Another classic sketch is the one where Pryor is President Of The United States and he’s a press conference that starts off with the press (Robin Williams, Sandra Bernhard, Time Reid, Paul Mooney among others) asking him questions about such lofty matters as The Neutron Bomb, Space Travel and The FBI’s persecution of Huey Newton and quickly degenerating into questions about why does The President like dating white woman and who his momma sleeps with.
My personal favorite of the comedy sketches are the ones where Pryor plays Mojo, a crazed backwater spiritual healer who doesn’t really heal…when a paralyzed woman comes to him and says she can’t walk, the dreadlocked Mojo screams; “Of course you cain’t walk! You in dat damn wheelchair!” He kicks her out of the chair into the dirt and hollas: “Let Mojo handle IT!” And there’s an improv piece where Richard Pryor, Sandra Bernhard, Robin Williams, Tim Reid, Marsha Warfield and Johnny Yune all play out-of-workers trying to get their unemployment checks from Paul Mooney that has to be seen to be believed.

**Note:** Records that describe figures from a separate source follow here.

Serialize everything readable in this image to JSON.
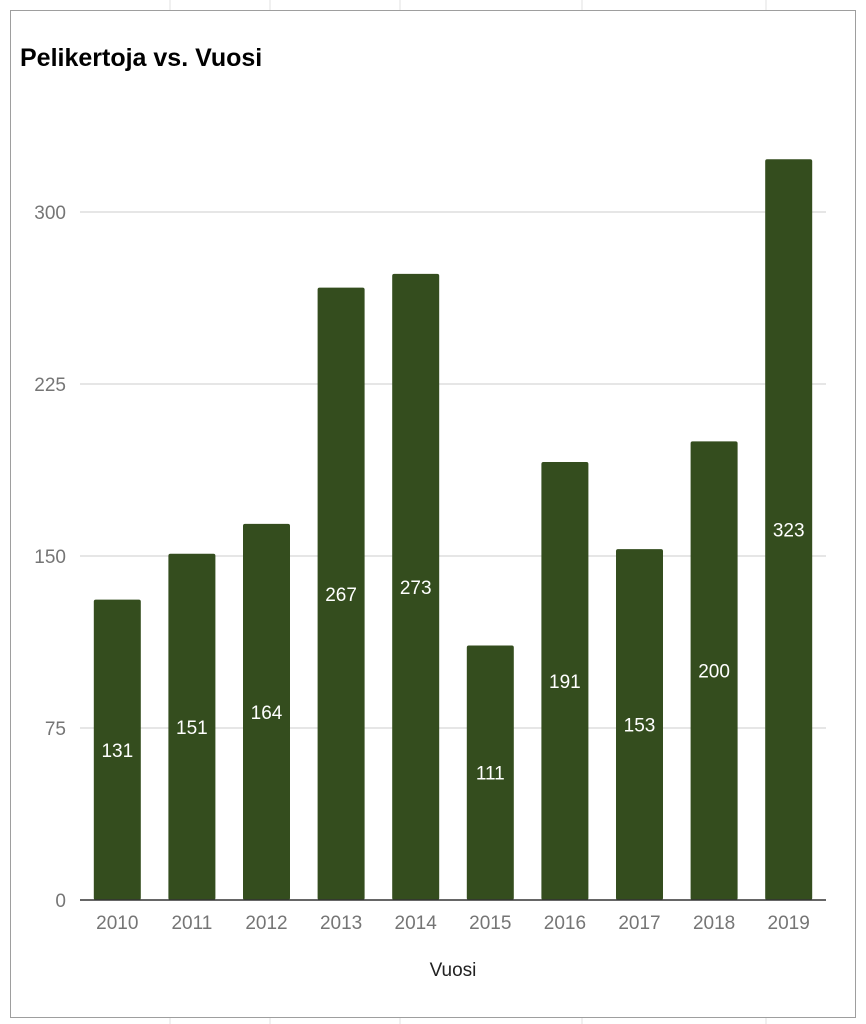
{
  "chart_data": {
    "type": "bar",
    "title": "Pelikertoja vs. Vuosi",
    "xlabel": "Vuosi",
    "ylabel": "",
    "categories": [
      "2010",
      "2011",
      "2012",
      "2013",
      "2014",
      "2015",
      "2016",
      "2017",
      "2018",
      "2019"
    ],
    "values": [
      131,
      151,
      164,
      267,
      273,
      111,
      191,
      153,
      200,
      323
    ],
    "yticks": [
      0,
      75,
      150,
      225,
      300
    ],
    "ylim": [
      0,
      345
    ],
    "grid": true,
    "legend": "none",
    "colors": {
      "bar": "#344d1e",
      "grid": "#cccccc",
      "axis": "#333333",
      "label": "#ffffff"
    }
  }
}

Think that’s all? There’s also a sketch where Richard Pryor plays the only black person on a lifeboat after The Titanic sinks that doesn’t end the way you think and another where Pryor plays a wino in London who has an unfortunately hilarious run-in with a certain doctor named Jekyll which leads to…well, you can guess the rest. And some of the other sketches show another side of Richard Pryor such as the one where he plays a man who walks into a gun shop, eager to buy a gun…until the guns start to talk to him and tell them their histories of death. It’s effective and it shows a different side of Richard Pryor. The man was a naturally gifted actor and this sketch is a nice little showcase for his talent as he reacts to the stories of death these guns are telling him. And there’s another sketch where he plays a homeless man who puts on a pathetically earnest show for the neighborhood kids that says more about human nature than I’m comfortable with.

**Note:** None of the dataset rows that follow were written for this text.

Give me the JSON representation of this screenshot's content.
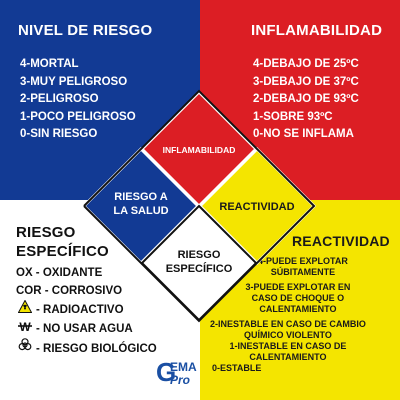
{
  "colors": {
    "blue": "#123a94",
    "red": "#dc1e24",
    "yellow": "#f4e500",
    "white": "#ffffff"
  },
  "blue": {
    "title": "NIVEL DE RIESGO",
    "items": [
      "4-MORTAL",
      "3-MUY PELIGROSO",
      "2-PELIGROSO",
      "1-POCO PELIGROSO",
      "0-SIN RIESGO"
    ]
  },
  "red": {
    "title": "INFLAMABILIDAD",
    "items": [
      "4-DEBAJO DE 25ºC",
      "3-DEBAJO DE 37ºC",
      "2-DEBAJO DE 93ºC",
      "1-SOBRE 93ºC",
      "0-NO SE INFLAMA"
    ]
  },
  "white": {
    "title_line1": "RIESGO",
    "title_line2": "ESPECÍFICO",
    "items": [
      "OX - OXIDANTE",
      "COR - CORROSIVO"
    ],
    "symbol_items": [
      {
        "icon": "radioactive-icon",
        "label": "- RADIOACTIVO"
      },
      {
        "icon": "no-water-icon",
        "label": "- NO USAR AGUA"
      },
      {
        "icon": "biohazard-icon",
        "label": "- RIESGO BIOLÓGICO"
      }
    ]
  },
  "yellow": {
    "title": "REACTIVIDAD",
    "items": [
      "4-PUEDE EXPLOTAR",
      "SÚBITAMENTE",
      "3-PUEDE EXPLOTAR EN",
      "CASO DE CHOQUE O",
      "CALENTAMIENTO",
      "2-INESTABLE EN CASO DE CAMBIO",
      "QUÍMICO VIOLENTO",
      "1-INESTABLE EN CASO DE",
      "CALENTAMIENTO",
      "0-ESTABLE"
    ]
  },
  "diamond": {
    "red_label": "INFLAMABILIDAD",
    "blue_label_line1": "RIESGO A",
    "blue_label_line2": "LA SALUD",
    "yellow_label": "REACTIVIDAD",
    "white_label_line1": "RIESGO",
    "white_label_line2": "ESPECÍFICO"
  },
  "logo": {
    "line1": "EMA",
    "line2": "Pro",
    "letter": "G"
  }
}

But I’ve saved the best for last: The DVD has Richard Pryor doing his legendary and totally uncensored version of what I call “The Miss Rudolph Story” but which is officially known as “Little Tiny Feet”. It’s the story that Pryor does as his Mudbone character and he relates how he takes a friend of his who has been cursed with these…really, really BIG feet by a jilted girlfriend to the voodoo lady Miss Rudolph to get him cured. What happens after Mudbone gets his friend to Miss Rudolph is one of the funniest stories I’ve ever heard and I’m not going to spoil it for you here. Suffice it to say that I’ve heard the story perhaps 50 times in my life and the way Richard Pryor/Mudbone tells it, I laugh every time I hear it as though it were it the first time. The DVD set also has a Celebrity Roast that his co-stars/collaborators on the show throw for Pryor and it has the version that was aired on NBC and the version they did for ‘themselves’, if you know what I mean.
So should you see THE RICHARD PRYOR SHOW? That’s entirely up to you. It all depends on how much you liked the man and his humor. Personally, I think his genius lay in that he was and still is the best storyteller I have ever heard. And the funniest.
God Bless You, Richard Pryor. And thank you.